L’Algérie ne se contente plus, comme naguère, de parler de diversification économique. Elle passe à l’action. Le secteur minier est en train de devenir l’un des moteurs les plus concrets de cette ambition. Selon l’APS, le pays entre dans une nouvelle phase où les ressources minières, longtemps sous-exploitées, sont appelées à soutenir la souveraineté nationale et à réduire la dépendance aux hydrocarbures.
Le président Abdelmadjid Tebboune porte cette vision depuis des années, et 2026 s’annonce comme l’année charnière où plusieurs mégaprojets entrent en phase opérationnelle ou décisive.
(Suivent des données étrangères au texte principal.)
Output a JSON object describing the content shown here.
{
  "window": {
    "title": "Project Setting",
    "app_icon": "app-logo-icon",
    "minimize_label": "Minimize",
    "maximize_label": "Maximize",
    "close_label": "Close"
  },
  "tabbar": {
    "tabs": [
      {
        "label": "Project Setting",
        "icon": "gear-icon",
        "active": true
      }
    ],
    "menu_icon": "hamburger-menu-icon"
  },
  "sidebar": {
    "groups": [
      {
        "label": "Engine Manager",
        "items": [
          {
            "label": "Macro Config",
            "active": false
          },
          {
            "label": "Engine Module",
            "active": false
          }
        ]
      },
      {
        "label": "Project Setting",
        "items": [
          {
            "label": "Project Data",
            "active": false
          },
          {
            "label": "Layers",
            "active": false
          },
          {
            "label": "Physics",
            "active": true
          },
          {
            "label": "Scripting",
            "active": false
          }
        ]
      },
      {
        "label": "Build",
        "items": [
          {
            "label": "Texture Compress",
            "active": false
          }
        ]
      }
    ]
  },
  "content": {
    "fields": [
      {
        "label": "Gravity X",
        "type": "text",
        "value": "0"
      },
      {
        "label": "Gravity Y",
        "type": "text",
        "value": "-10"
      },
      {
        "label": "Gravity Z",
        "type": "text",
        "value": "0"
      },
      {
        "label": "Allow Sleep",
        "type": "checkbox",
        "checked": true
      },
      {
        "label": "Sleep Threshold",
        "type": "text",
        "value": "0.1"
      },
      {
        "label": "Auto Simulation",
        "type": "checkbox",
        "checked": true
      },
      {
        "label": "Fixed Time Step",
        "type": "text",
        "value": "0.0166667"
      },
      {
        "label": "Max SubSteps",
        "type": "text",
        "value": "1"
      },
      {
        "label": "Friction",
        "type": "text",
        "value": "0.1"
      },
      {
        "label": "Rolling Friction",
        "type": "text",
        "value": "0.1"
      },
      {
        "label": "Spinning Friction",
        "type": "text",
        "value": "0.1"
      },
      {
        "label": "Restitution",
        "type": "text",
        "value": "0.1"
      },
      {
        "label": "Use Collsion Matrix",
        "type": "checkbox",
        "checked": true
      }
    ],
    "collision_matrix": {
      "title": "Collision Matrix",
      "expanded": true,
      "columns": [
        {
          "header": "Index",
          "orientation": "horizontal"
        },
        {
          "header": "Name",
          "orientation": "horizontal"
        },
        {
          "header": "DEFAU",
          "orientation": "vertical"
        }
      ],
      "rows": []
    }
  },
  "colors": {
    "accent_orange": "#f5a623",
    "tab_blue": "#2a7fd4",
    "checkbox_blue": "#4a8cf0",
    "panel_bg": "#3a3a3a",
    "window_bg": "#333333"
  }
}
Au cœur de cette renaissance, il y a lieu de citer le gisement de fer de Gara Djebilet, l’un des plus grands au monde avec ses 3,5 milliards de tonnes de réserves.
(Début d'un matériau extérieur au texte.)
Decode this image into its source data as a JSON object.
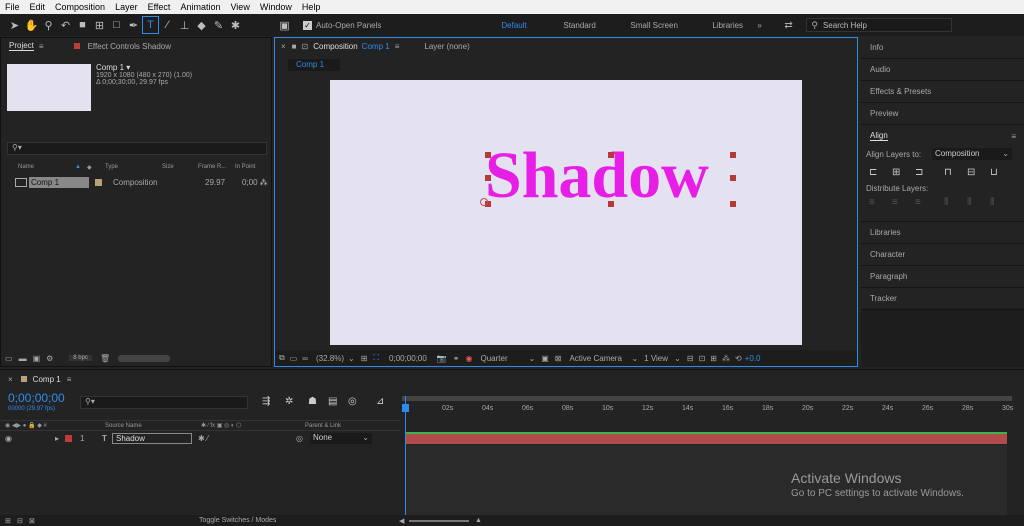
{
  "menu": [
    "File",
    "Edit",
    "Composition",
    "Layer",
    "Effect",
    "Animation",
    "View",
    "Window",
    "Help"
  ],
  "toolbar": {
    "auto_open": "Auto-Open Panels",
    "workspaces": [
      "Default",
      "Standard",
      "Small Screen",
      "Libraries"
    ],
    "search": "Search Help",
    "tool_icons": [
      "selection-icon",
      "hand-icon",
      "zoom-icon",
      "rotate-icon",
      "camera-icon",
      "pan-behind-icon",
      "rectangle-icon",
      "pen-icon",
      "type-icon",
      "brush-icon",
      "clone-stamp-icon",
      "eraser-icon",
      "roto-brush-icon",
      "puppet-icon"
    ]
  },
  "project": {
    "tab": "Project",
    "effect_tab": "Effect Controls Shadow",
    "comp_name": "Comp 1 ▾",
    "comp_info1": "1920 x 1080 (480 x 270) (1.00)",
    "comp_info2": "Δ 0;00;30;00, 29.97 fps",
    "columns": [
      "Name",
      "Type",
      "Size",
      "Frame R...",
      "In Point"
    ],
    "row": {
      "name": "Comp 1",
      "type": "Composition",
      "fps": "29.97",
      "in": "0;00"
    },
    "bpc": "8 bpc"
  },
  "composition": {
    "tab": "Composition",
    "tab_name": "Comp 1",
    "layer_tab": "Layer (none)",
    "sub_tab": "Comp 1",
    "text": "Shadow",
    "zoom": "(32.8%)",
    "time": "0;00;00;00",
    "quality": "Quarter",
    "camera": "Active Camera",
    "view": "1 View",
    "exposure": "+0.0"
  },
  "right_panel": {
    "items_top": [
      "Info",
      "Audio",
      "Effects & Presets",
      "Preview"
    ],
    "align": {
      "title": "Align",
      "align_to_label": "Align Layers to:",
      "align_to_value": "Composition",
      "distribute": "Distribute Layers:"
    },
    "items_bottom": [
      "Libraries",
      "Character",
      "Paragraph",
      "Tracker"
    ]
  },
  "timeline": {
    "tab": "Comp 1",
    "timecode": "0;00;00;00",
    "sub_time": "00000 (29.97 fps)",
    "columns": {
      "source": "Source Name",
      "parent": "Parent & Link"
    },
    "layer": {
      "num": "1",
      "name": "Shadow",
      "parent": "None"
    },
    "ticks": [
      "0s",
      "02s",
      "04s",
      "06s",
      "08s",
      "10s",
      "12s",
      "14s",
      "16s",
      "18s",
      "20s",
      "22s",
      "24s",
      "26s",
      "28s",
      "30s"
    ],
    "toggle": "Toggle Switches / Modes"
  },
  "watermark": {
    "title": "Activate Windows",
    "subtitle": "Go to PC settings to activate Windows."
  },
  "colors": {
    "accent": "#2d8ceb",
    "text_magenta": "#e61ee6",
    "layer_bar": "#b24c4c",
    "handle": "#b53b3b"
  }
}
Après des décennies d’attente, l’exploitation effective a démarré au premier trimestre 2026, comme l’a ordonné le président lors d’un Conseil des ministres.
La ligne ferroviaire minière Gara Djebilet-Tindouf-Béchar, longue de près de 950 km à travers le Sahara, a été inaugurée début février 2026. Ce corridor titanesque, financé par l’État et réalisé avec des partenaires chinois et nationaux, relie désormais le Sud profond aux complexes sidérurgiques du Nord.
Il s’agit d’alimenter l’industrie locale en minerai de fer, de réduire les importations (économie estimée à plus d’un milliard de dollars par an) et d’améliorer la production, qui pourrait grimper à 20 millions de tonnes d’ici 2032, puis à 50 millions à terme.
Ce projet constitue un véritable levier pour relancer la sidérurgie nationale. Dans le Nord, le projet de zinc et de plomb de Tala Hamza-Amizour, dans la wilaya de Béjaïa, avance à grands pas.
Lancé officiellement en mars 2026, avec les travaux d’accès et d’aménagement en cours, ce gisement de 53 millions de tonnes de réserves devrait produire 2 millions de tonnes de minerai par an, pour environ 200 000 tonnes de concentré.
Plus de 700 emplois directs et près de 4 000 indirects sont attendus, sans compter l’effet d’entraînement sur les PME et la sous-traitance locale. Ce projet redonne vie à toute une région et positionnera l’Algérie parmi les grands producteurs de ces métaux stratégiques.
Le phosphate reste peut-être le dossier le plus stratégique pour les exportations futures. Le projet intégré de l’Est (Tébessa, Souk Ahras, Annaba), avec ses réserves exploitables de 840 millions de tonnes, pourrait atteindre une production brute de 10,5 millions de tonnes par an.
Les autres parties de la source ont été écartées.